Akaka Fall State Park is located along the northeastern Hamakua Coast, at the end of Highway 220, also known as Akaka Falls Road. The park — about 3.5 miles away from Honomu, a former sugar plantation town — sprawls over 65 acres with two waterfalls. There’s 100-foot Kahuna Falls and 442-foot Akaka Falls. The short hike to both is along a 0.4-mile paved footpath loop through a lush rainforest filled with wild orchids, bamboo groves and draping ferns. The trailhead is located just off the parking lot. Few Hawaii waterfalls of Akaka’s height are so easily accessible. Consequently, it’s very popular with visitors and residents alike. In a previous facebook poll, our reader ohana ranked Akaka Falls as their favorite Hawaii waterfall. Some readers noted that it’s a must-stop on every Big Island visit. And even Big Island residents are known to return to its visual splendor again and again.

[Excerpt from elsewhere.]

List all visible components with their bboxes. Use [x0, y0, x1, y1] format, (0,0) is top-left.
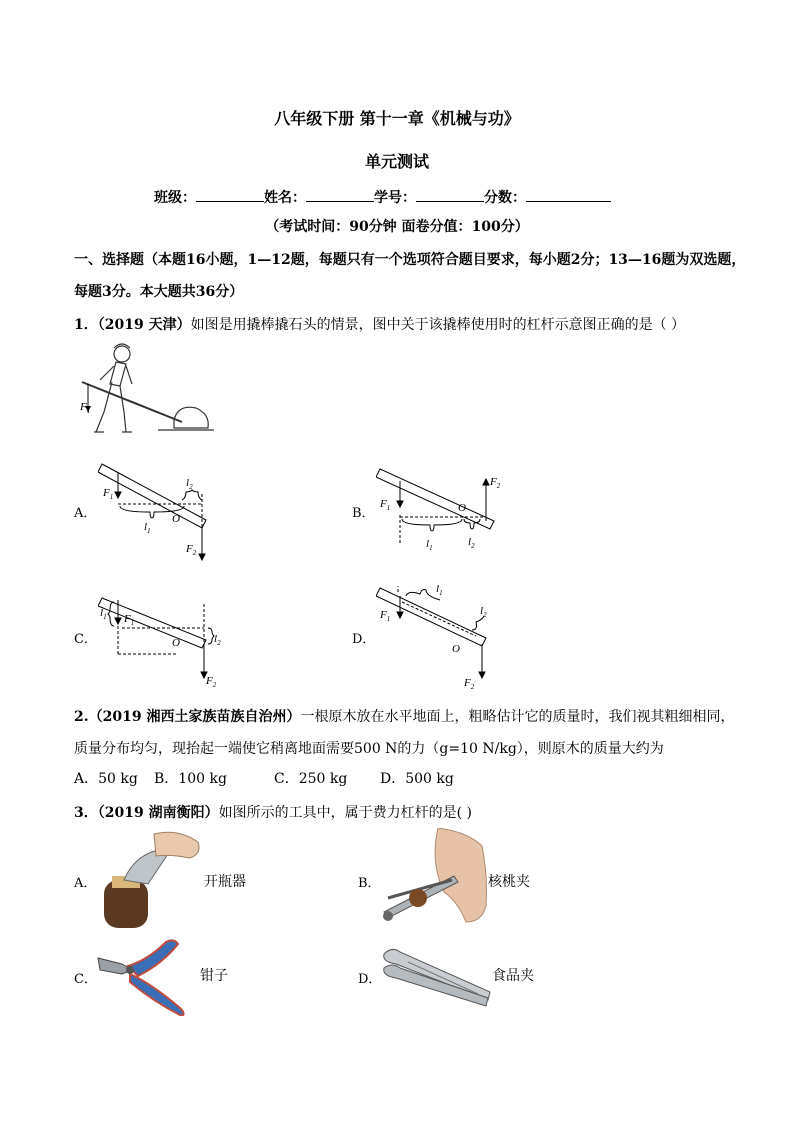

Our facebook ohana selected Kilauea Iki as their top pick for a Big Island hike (short or long). Kilauea volcano, in Hawaii Volcanoes National Park, is currently ranked among the most active volcanoes on the planet. The park has many trails, ranging from a quick walk through a lava tube to multi-day hikes. Among the most popular with park visitors: Kilauea Iki Trail — a 4-mile loop trail through Kilauea Iki crater, the remains of a massive 1959 eruption. The trail begins off the park’s Crater Rim Drive near the Thurston Lava Tube. Its more than 400-foot descent takes hikers through a variety of scenery—lush fern-filled rainforests, with native birds in the trees, near active steam and sulfur vents and across a long-solidified lava lake. Follow rock cairns across the crater floor. Bring sunscreen as well as rain gear as daily weather can shift from warm and sunny to cool, wet and windy.